Kathy smiled and her cheeks reddened. “He will know it is not true. We have never— I wouldn’t let him—” She looked down at her hands, then at Alma, calmer now. “If he responds with a message acknowledging the child, I will know he has forgiven my foolishness. If he sends a message rejecting it, or if he doesn’t respond, then I will try—” She bit her lip. “I will try to forget him,” she whispered. She covered her face with her hands. “And I will never forgive myself,” she sobbed.

“Oh, Kathy.” Alma knelt beside Kathy’s chair and put an arm around her friend’s shoulders. “Are you certain this is the only way?”

Kathy took her hands from her face. “I can think of no other.” She lifted her chin. “I don’t know whether or not I have done the right thing, but that is what I have done. I won’t go back now.”

Guadalupita chuckled. “Verdad you are a child no longer, I think.” She looked out the window for a long moment, then turned to the girl and gave a sharp little nod. “I will help you.”

“Oh, señora,” Kathy said. “I don’t know how to thank you.”

“You would perjure yourself?” Alma blurted, eyes dark with surprise.

The old lady compressed her lips. “I will help you.” The girls stared at her determined eyes and knew that it was not for Kathy that she was doing this thing. But the look in Guadalupita’s face did not invite questioning. “But for now, we will make soap,” the curandera said firmly.

* * * *

As she made her slow way back to her family’s campsite that afternoon, Guadalupita pondered her decision. It had been made on the spur of the moment, but it felt inevitable. Sixty-some years ago her mother had lain with a young Apache man. She herself was the result of that summer romance. But her abuela, her mother’s mother, was one who clung fiercely to the purity of her Spanish blood. She had rejected any possibility of marriage between the young people and badgered her daughter into a rapid casamiento with a pure-bloodedwidower who had three young sons, a temper, and a penchant for Taos Lightning. It was of no importance that he was a drunk and a wife beater: the unborn child would be baptized with a Spanish lineage.

Guadalupita hadn’t known her true origins until she herself was married and her mother was dying. Always she had wondered why her father and abuela disliked her so much. It had been a relief to discover that she was not related to the hombre who had caused her and her mamá so much pain.

She knew Peter’s mother, of her pride in her Pueblo blood lines. Guadalupita shook her head. She would not stand by while another young woman lost her güiso, her sweetheart, as a result of such foolishness.

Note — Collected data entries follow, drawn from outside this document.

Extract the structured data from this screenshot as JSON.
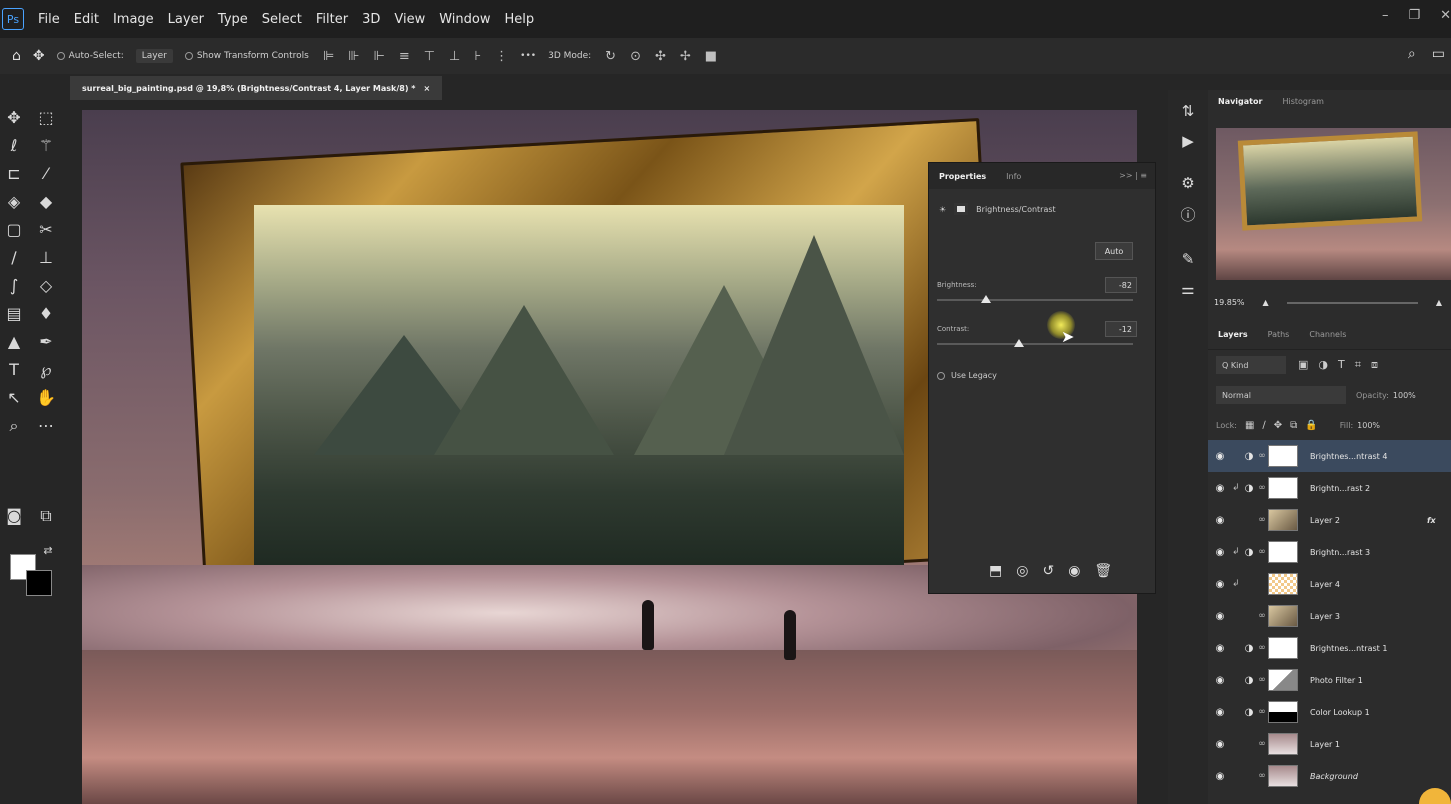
{
  "menubar": {
    "logo": "Ps",
    "items": [
      "File",
      "Edit",
      "Image",
      "Layer",
      "Type",
      "Select",
      "Filter",
      "3D",
      "View",
      "Window",
      "Help"
    ]
  },
  "optionsbar": {
    "auto_select_label": "Auto-Select:",
    "auto_select_value": "Layer",
    "show_transform_label": "Show Transform Controls",
    "mode_3d_label": "3D Mode:",
    "more": "•••"
  },
  "document": {
    "tab_title": "surreal_big_painting.psd @ 19,8% (Brightness/Contrast 4, Layer Mask/8) *",
    "tab_close": "×"
  },
  "properties": {
    "tabs": [
      "Properties",
      "Info"
    ],
    "collapse": ">> | ≡",
    "type_label": "Brightness/Contrast",
    "auto_label": "Auto",
    "brightness_label": "Brightness:",
    "brightness_value": "-82",
    "brightness_fraction": 0.25,
    "contrast_label": "Contrast:",
    "contrast_value": "-12",
    "contrast_fraction": 0.42,
    "use_legacy_label": "Use Legacy"
  },
  "navigator": {
    "tabs": [
      "Navigator",
      "Histogram"
    ],
    "zoom": "19.85%"
  },
  "layers_panel": {
    "tabs": [
      "Layers",
      "Paths",
      "Channels"
    ],
    "kind_label": "Q Kind",
    "blend_mode": "Normal",
    "opacity_label": "Opacity:",
    "opacity_value": "100%",
    "lock_label": "Lock:",
    "fill_label": "Fill:",
    "fill_value": "100%",
    "layers": [
      {
        "name": "Brightnes...ntrast 4",
        "selected": true,
        "clip": false,
        "adj": true,
        "thumb": "white"
      },
      {
        "name": "Brightn...rast 2",
        "selected": false,
        "clip": true,
        "adj": true,
        "thumb": "white"
      },
      {
        "name": "Layer 2",
        "selected": false,
        "clip": false,
        "adj": false,
        "thumb": "img",
        "fx": "fx"
      },
      {
        "name": "Brightn...rast 3",
        "selected": false,
        "clip": true,
        "adj": true,
        "thumb": "white"
      },
      {
        "name": "Layer 4",
        "selected": false,
        "clip": true,
        "adj": false,
        "thumb": "checker"
      },
      {
        "name": "Layer 3",
        "selected": false,
        "clip": false,
        "adj": false,
        "thumb": "img"
      },
      {
        "name": "Brightnes...ntrast 1",
        "selected": false,
        "clip": false,
        "adj": true,
        "thumb": "white"
      },
      {
        "name": "Photo Filter 1",
        "selected": false,
        "clip": false,
        "adj": true,
        "thumb": "half"
      },
      {
        "name": "Color Lookup 1",
        "selected": false,
        "clip": false,
        "adj": true,
        "thumb": "mask"
      },
      {
        "name": "Layer 1",
        "selected": false,
        "clip": false,
        "adj": false,
        "thumb": "bg"
      },
      {
        "name": "Background",
        "selected": false,
        "clip": false,
        "adj": false,
        "thumb": "bg"
      }
    ]
  },
  "colors": {
    "accent": "#4aa3ff",
    "selection": "#3b4a5e",
    "frame_gold": "#c89a40"
  }
}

There would be pain enough in the day-to-day living of their love, with a mother-in-law always looking to find fault.

The old curandera stopped to rest, eyes contemplating the green-black mountains that lined the western side of the valley. Below the opposite slopes lay the Taos Pueblo. Guadalupita shook her head and smiled, recalling the look in the blond girl’s face as she’d said “That is what I have done. I won’t go back now.” She was a strong one, that Katarina. Stronger than she knew.

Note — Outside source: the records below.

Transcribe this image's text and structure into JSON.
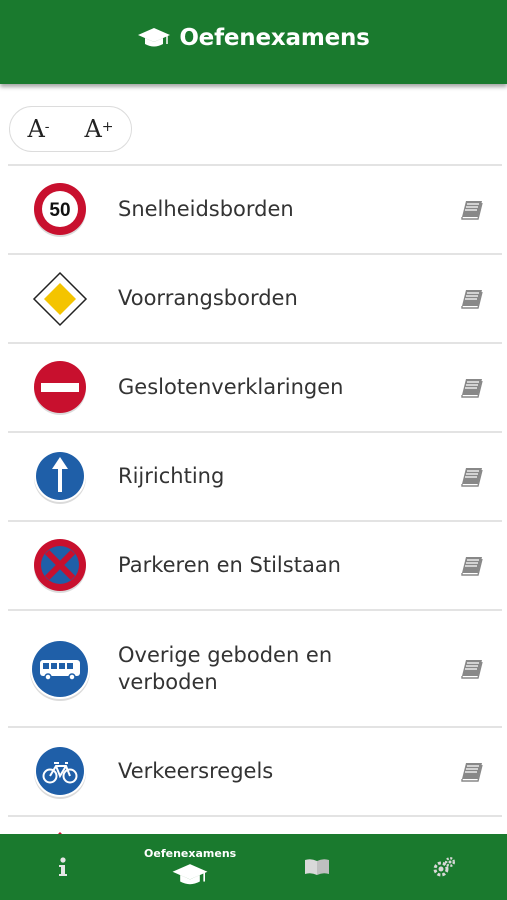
{
  "header": {
    "title": "Oefenexamens",
    "icon": "graduation-cap-icon"
  },
  "font_controls": {
    "decrease": {
      "letter": "A",
      "sign": "-"
    },
    "increase": {
      "letter": "A",
      "sign": "+"
    }
  },
  "items": [
    {
      "label": "Snelheidsborden",
      "sign": "speed-limit-50-sign",
      "sign_text": "50"
    },
    {
      "label": "Voorrangsborden",
      "sign": "priority-road-sign"
    },
    {
      "label": "Geslotenverklaringen",
      "sign": "no-entry-sign"
    },
    {
      "label": "Rijrichting",
      "sign": "one-way-arrow-sign"
    },
    {
      "label": "Parkeren en Stilstaan",
      "sign": "no-stopping-sign"
    },
    {
      "label": "Overige geboden en verboden",
      "sign": "bus-lane-sign"
    },
    {
      "label": "Verkeersregels",
      "sign": "bicycle-path-sign"
    }
  ],
  "tabbar": {
    "tabs": [
      {
        "name": "info",
        "icon": "info-icon",
        "label": ""
      },
      {
        "name": "oefenexamens",
        "icon": "graduation-cap-icon",
        "label": "Oefenexamens",
        "active": true
      },
      {
        "name": "theory",
        "icon": "open-book-icon",
        "label": ""
      },
      {
        "name": "settings",
        "icon": "gears-icon",
        "label": ""
      }
    ]
  },
  "colors": {
    "brand_green": "#1a7a2e",
    "sign_red": "#c8102e",
    "sign_blue": "#1f5fa8"
  }
}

The old woman turned and began walking again. As for perjuring herself: Hah! She was not afraid of the priests. She had ceased listening to them seven years before, on that January morning in the American year 1847 when so many had died in the Taos revolt, including her own esposo. Those who inveigh against a thing and then are horrified when their listeners take action against the thing execrated deserve no respect. They do not speak for el Dios. Guadalupita’s chin jerked defiantly upward, unconsciously mimicking the movement of Kathy’s face three hours before.